Solange noch…

Deutscher Gemeinderat und Deutschclub Tarian/Tarján starten im Pandemiejahr ein besonderes Projekt

Von Richard Guth

„Wir sind vor einem Jahr in der Faschingszeit auf die Idee gekommen, das war während der Kneipenolympiade; Ideengeber war ein guter Freund, der Filmemacher Blasius Eckhardt: eine Interviewserie mit Schwaben durchzuführen, die die Mundart noch sprechen. Die Vorbereitungen zogen sich bis Mai hin, aber dann waren wir startklar”, berichtet Stefan Fülöp, Vorsitzender des Deutschen Gemeinderates Tarian. Der Deutschclub war nach Fülöps Angaben von Anfang an in das Projekt involviert, für Kamera und Schnitt sorgte der Betreiber des lokalen Fernsehens „Falu TV Tarján”, Martin Prech. „Das KickOffMeeting fand im Mai statt, erste Interviews wurden im Juni geführt und das Projekt endete vorläufig, auch pandemiebedingt, Ende Oktober”, so Fülöp. Auf Sendung ging die zehnteilige erste Staffel (Tarianer Geschichten) im Dezember. Pro Monat soll ein Interview an die Öffentlichkeit gehen. „Danach streben wir einen Generationswechsel an: Während in der ersten Staffel die Jahrgänge 1920-1940 interviewt wurden, sollen in der zweiten Phase des Projekts die Jahrgänge 1940-60 folgen”, so der Tarianer.
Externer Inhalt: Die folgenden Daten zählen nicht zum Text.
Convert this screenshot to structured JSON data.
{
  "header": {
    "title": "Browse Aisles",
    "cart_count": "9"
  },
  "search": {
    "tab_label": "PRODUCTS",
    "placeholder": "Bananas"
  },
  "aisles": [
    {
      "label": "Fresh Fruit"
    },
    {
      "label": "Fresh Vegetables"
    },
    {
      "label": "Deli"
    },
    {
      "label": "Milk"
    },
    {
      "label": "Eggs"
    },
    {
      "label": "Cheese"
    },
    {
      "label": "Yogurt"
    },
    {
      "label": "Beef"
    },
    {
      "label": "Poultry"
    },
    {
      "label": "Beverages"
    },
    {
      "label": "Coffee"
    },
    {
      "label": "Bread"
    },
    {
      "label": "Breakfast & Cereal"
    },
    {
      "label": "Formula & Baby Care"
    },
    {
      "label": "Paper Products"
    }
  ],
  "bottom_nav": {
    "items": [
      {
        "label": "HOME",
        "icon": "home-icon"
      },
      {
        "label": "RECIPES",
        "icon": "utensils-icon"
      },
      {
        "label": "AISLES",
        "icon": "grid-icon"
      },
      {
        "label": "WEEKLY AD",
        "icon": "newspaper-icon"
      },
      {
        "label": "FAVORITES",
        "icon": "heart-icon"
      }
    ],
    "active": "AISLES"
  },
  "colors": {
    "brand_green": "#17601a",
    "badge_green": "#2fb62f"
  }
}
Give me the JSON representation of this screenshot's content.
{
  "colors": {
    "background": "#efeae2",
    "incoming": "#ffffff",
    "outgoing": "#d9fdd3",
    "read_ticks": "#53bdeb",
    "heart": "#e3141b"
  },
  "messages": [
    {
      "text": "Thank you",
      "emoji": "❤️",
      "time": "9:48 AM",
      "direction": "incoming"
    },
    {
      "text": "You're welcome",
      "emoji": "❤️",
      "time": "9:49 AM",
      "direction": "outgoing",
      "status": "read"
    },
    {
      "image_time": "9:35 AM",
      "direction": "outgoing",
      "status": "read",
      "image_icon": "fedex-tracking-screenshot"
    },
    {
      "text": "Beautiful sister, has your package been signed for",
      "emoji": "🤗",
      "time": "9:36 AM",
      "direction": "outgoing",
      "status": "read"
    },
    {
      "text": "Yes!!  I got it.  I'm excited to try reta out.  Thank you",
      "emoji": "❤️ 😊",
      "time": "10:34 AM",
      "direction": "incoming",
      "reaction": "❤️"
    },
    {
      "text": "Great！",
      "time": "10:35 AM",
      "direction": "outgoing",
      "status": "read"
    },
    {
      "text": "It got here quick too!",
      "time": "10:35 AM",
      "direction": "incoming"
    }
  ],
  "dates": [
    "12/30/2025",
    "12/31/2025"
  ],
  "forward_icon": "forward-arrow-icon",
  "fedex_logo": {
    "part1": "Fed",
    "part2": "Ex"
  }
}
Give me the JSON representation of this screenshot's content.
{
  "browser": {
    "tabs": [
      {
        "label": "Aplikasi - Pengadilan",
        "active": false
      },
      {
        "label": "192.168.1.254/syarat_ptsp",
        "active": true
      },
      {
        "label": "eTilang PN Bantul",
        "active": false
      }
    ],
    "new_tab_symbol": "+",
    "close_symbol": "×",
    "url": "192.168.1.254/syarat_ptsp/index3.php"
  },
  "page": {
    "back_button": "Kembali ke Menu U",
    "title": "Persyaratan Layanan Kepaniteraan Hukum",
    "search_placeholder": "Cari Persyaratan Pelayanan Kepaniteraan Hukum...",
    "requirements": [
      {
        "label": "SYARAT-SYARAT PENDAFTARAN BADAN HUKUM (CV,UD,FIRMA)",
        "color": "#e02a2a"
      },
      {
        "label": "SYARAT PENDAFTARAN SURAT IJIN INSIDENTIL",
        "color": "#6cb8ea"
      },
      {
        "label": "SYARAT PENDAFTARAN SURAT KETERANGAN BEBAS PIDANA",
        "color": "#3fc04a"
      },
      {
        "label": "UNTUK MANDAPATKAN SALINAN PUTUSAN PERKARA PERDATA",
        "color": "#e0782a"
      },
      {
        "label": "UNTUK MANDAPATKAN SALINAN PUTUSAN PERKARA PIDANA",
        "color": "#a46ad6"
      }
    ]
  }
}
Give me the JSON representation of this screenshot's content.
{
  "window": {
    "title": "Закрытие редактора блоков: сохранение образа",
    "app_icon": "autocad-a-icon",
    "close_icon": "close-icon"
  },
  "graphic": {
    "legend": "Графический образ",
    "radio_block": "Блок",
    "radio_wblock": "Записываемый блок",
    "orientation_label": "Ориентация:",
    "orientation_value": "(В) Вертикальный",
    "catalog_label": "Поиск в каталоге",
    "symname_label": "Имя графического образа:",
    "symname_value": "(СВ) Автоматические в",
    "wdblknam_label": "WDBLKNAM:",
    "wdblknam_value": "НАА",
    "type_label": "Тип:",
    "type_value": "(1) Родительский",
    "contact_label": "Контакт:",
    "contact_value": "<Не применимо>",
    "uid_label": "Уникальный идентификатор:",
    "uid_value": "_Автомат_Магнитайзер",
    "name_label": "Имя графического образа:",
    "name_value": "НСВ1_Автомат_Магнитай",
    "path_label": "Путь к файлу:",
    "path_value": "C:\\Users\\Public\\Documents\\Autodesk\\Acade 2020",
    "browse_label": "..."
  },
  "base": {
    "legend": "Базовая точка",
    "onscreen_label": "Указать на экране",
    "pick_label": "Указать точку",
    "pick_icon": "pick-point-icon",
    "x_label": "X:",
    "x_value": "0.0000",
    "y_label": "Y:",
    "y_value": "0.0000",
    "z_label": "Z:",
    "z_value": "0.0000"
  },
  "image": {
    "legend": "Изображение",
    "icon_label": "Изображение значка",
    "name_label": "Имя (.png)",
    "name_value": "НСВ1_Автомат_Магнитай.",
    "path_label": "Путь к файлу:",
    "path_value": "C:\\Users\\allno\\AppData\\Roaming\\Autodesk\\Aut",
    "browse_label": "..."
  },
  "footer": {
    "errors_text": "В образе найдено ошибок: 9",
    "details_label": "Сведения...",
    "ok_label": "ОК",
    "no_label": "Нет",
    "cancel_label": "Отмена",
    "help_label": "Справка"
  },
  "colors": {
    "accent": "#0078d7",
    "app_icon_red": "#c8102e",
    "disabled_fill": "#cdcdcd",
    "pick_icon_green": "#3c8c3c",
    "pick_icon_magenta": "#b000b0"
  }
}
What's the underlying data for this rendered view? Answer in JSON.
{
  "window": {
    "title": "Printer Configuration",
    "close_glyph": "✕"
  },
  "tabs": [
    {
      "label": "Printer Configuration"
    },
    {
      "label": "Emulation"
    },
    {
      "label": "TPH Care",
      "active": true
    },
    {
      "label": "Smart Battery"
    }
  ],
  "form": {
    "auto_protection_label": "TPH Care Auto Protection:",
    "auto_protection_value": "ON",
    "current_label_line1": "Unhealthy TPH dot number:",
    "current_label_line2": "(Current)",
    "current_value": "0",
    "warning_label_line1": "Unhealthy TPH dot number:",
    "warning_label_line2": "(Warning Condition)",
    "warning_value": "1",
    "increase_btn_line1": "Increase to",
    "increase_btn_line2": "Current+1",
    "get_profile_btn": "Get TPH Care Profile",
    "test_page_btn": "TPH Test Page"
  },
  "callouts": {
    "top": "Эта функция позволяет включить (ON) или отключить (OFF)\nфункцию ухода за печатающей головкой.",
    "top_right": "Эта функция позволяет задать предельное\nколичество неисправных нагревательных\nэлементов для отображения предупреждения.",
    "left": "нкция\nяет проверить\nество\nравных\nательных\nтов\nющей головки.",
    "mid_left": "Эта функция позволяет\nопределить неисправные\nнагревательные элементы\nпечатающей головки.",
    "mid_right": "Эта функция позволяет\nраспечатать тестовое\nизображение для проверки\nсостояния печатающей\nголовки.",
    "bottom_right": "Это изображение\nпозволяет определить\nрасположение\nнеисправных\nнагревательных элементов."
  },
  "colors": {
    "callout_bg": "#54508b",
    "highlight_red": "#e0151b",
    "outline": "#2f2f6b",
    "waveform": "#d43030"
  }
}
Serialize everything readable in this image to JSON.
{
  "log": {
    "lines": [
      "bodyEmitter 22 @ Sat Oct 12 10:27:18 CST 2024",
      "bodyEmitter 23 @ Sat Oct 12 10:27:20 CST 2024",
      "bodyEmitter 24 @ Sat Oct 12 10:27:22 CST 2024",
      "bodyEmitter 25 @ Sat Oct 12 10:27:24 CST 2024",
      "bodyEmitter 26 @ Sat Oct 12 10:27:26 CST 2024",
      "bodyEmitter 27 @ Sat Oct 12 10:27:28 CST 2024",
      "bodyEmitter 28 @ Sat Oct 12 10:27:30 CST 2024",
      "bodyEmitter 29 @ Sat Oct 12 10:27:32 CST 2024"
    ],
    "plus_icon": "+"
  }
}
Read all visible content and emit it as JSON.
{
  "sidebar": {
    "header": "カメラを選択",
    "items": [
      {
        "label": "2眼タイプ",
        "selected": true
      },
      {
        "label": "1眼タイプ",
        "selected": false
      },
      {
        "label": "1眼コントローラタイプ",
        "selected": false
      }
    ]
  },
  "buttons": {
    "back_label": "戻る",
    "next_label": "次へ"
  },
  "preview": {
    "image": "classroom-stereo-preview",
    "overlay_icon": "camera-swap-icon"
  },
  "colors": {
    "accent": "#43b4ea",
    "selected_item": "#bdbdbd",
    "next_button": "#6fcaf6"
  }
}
Was eine mögliche dritte Staffel anbelangt, zeigt sich Stefan Fülöp eher skeptisch: „Ich glaube, die jüngeren Jahrgänge wären  bis auf ein-zwei Ausnahmen  nicht mehr in der Lage, ein Gespräch in der Mundart zu führen. Das Ganze ist eine Last-Minute-Aktion, um das Mundarterbe auf diese Weise zu  bewahren.”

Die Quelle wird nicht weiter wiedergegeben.